Senator Vicente Sotto III, a member of SET, said they will meet on Dec. 3 to decide on the motion for reconsideration filed by David on its ruling that junked his petition to unseat Poe from the Senate.

Sotto, along with Senators Bam Aquino, Loren Legarda, Cynthia Villar and Pia Cayetano, voted to throw out David’s quo warranto petition to remove Poe as senator.

It was only Senator Nancy Binay who favored the disqualification of Poe. Her father, Vice President Jejomar Binay, is running against Poe in the upcoming elections.

The other who moved to disqualify Poe are SET chairman Associate Justice Antonio Carpio, and Associate Justices Antonio Brion and Teresita Leonardo de Castro.

According to David, Poe declared in her CoC that she is a natural-born citizen when she is actually not because foundlings like her are stateless.

But Garcia said David’s contention runs counter to the SET declaration that Poe, although a foundling, enjoyed the presumption that she was born of Filipino parents.

Under customary international law, the Philippine Constitution and domestic laws, a foundling found in the Philippines is presumed, in the absence of contrary proof, a natural-born citizen.

The SET held that David, a defeated senatorial candidate in the 2013 polls, failed to destroy such presumption by proving that her parents are foreigners.

“The SET has spoken: Senator Poe is a natural-born Filipino citizen.

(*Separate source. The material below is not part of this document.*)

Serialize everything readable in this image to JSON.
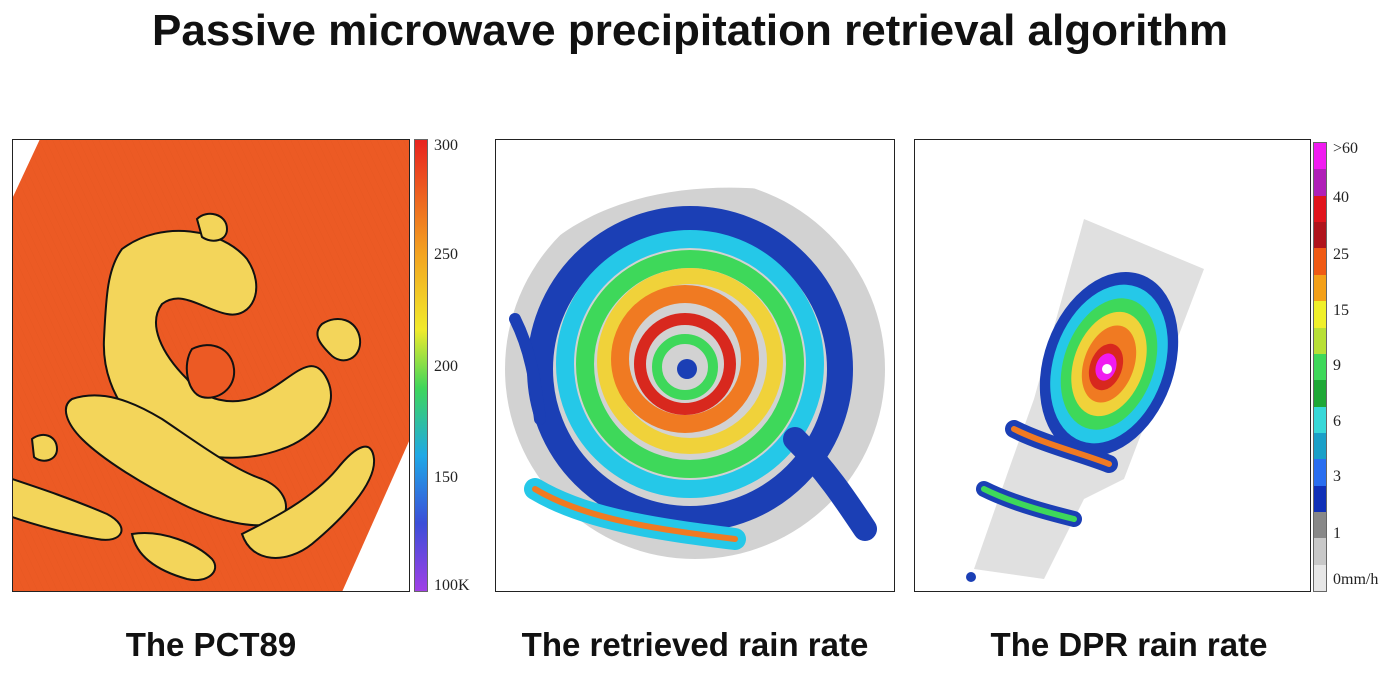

Therefore, she is not only eligible to sit as a member of the Senate but also to seek the presidency,” Garcia pointed out.

Poe’s legal team is poised to move for the dismissal of the election offense case on the ground that it has been effectively “extinguished” by the SET verdict.

“The SET has properly laid down the basis for the outright dismissal of the election offense case,” Garcia said.

The SET, in its Nov. 17 decision, declared Poe a natural-born Filipino, defined under the 1987 Constitution as a “citizen of the Philippines from birth, without having to perform any act to acquire or perfect [her] Philippine citizenship.”

Garcia had earlier said they will file a manifestation with motion to dismiss the election offense case in light of the SET ruling.

He said they are also set to file on Dec. 3 their memorandum for the three other disqualification cases filed by former senator Francisco Tatad, political science professor Antonio Contreras and ex-University of the East College of Law Dean Amado Valdez.